I understand that CoCreateInstance finds the COM server for the given class id, creates the object instance for that id and retrieves an interface from that object instance. CoGetClassObject() finds the COM server for the class id, creates an instance of the class factory for that class id and retrieves that class factory interface which can be then used for creating actual objects.

How else do these functions differ when used to create objects on the same machine? Do they work the same way but only cause different code to be invoked in the exactly same COM server?

Was it helpful?

Solution

CoGetClassObject essentially returns you a pointer to a factory for a particular interface. Under the hood, CoCreateInstance uses CoGetClassObject. The advantage of calling CoGetClassObject is that it allows you to only have to create the class factory once if you want to create many instances of a particular object.

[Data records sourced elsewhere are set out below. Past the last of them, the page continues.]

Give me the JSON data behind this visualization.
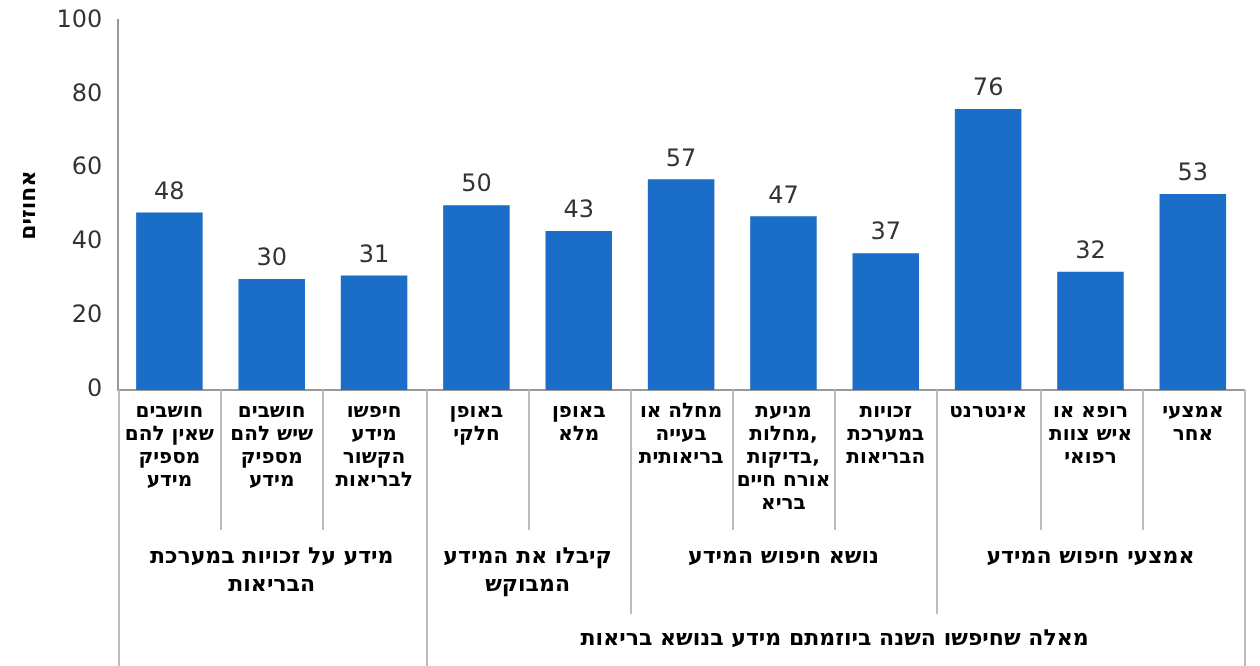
{
  "chart_data": {
    "type": "bar",
    "ylabel": "אחוזים",
    "categories": [
      "חושבים שאין להם מספיק מידע",
      "חושבים שיש להם מספיק מידע",
      "חיפשו מידע הקשור לבריאות",
      "באופן חלקי",
      "באופן מלא",
      "מחלה או בעייה בריאותית",
      "מניעת מחלות, בדיקות, אורח חיים בריא",
      "זכויות במערכת הבריאות",
      "אינטרנט",
      "רופא או איש צוות רפואי",
      "אמצעי אחר"
    ],
    "values": [
      48,
      30,
      31,
      50,
      43,
      57,
      47,
      37,
      76,
      32,
      53
    ],
    "color": "#1a6ec8",
    "ylim": [
      0,
      100
    ],
    "yticks": [
      0,
      20,
      40,
      60,
      80,
      100
    ],
    "grid": false,
    "data_labels": true,
    "annotations": [
      "מידע על זכויות במערכת הבריאות",
      "קיבלו את המידע המבוקש",
      "נושא חיפוש המידע",
      "אמצעי חיפוש המידע",
      "מאלה שחיפשו השנה ביוזמתם מידע בנושא בריאות"
    ]
  }
}
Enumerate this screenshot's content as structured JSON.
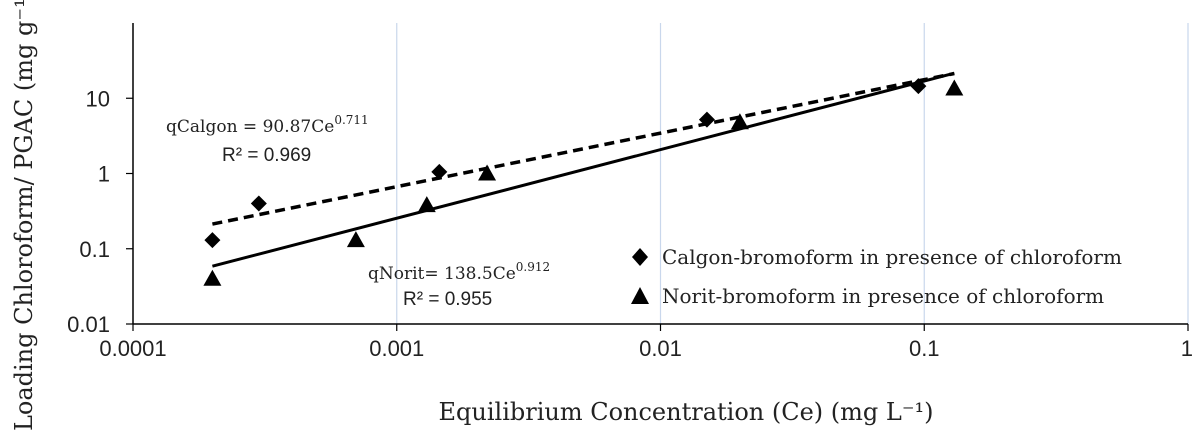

The MSDN section on CoGetClassObject has a brief discussion on how you can take advantage of this functionality.

OTHER TIPS

One scenario in addition to what JaredPar said - CoGetClassObject returns you a class factory (calls DLLGetClassObject exported function of your DLL in case of inproc server). Class factory is used to instantiate coclass. CoCreateInstance internally calls CoGetClassObject, gets the required class factory and then uses it to instantiate the coclass you requested. When calling CoCreateInstance, you cannot delay creation of the coclass. There are times when creation of coclass could be expensive and you would want to delay its creation but still have access to the class factory so you could instantiate the coclass on demand.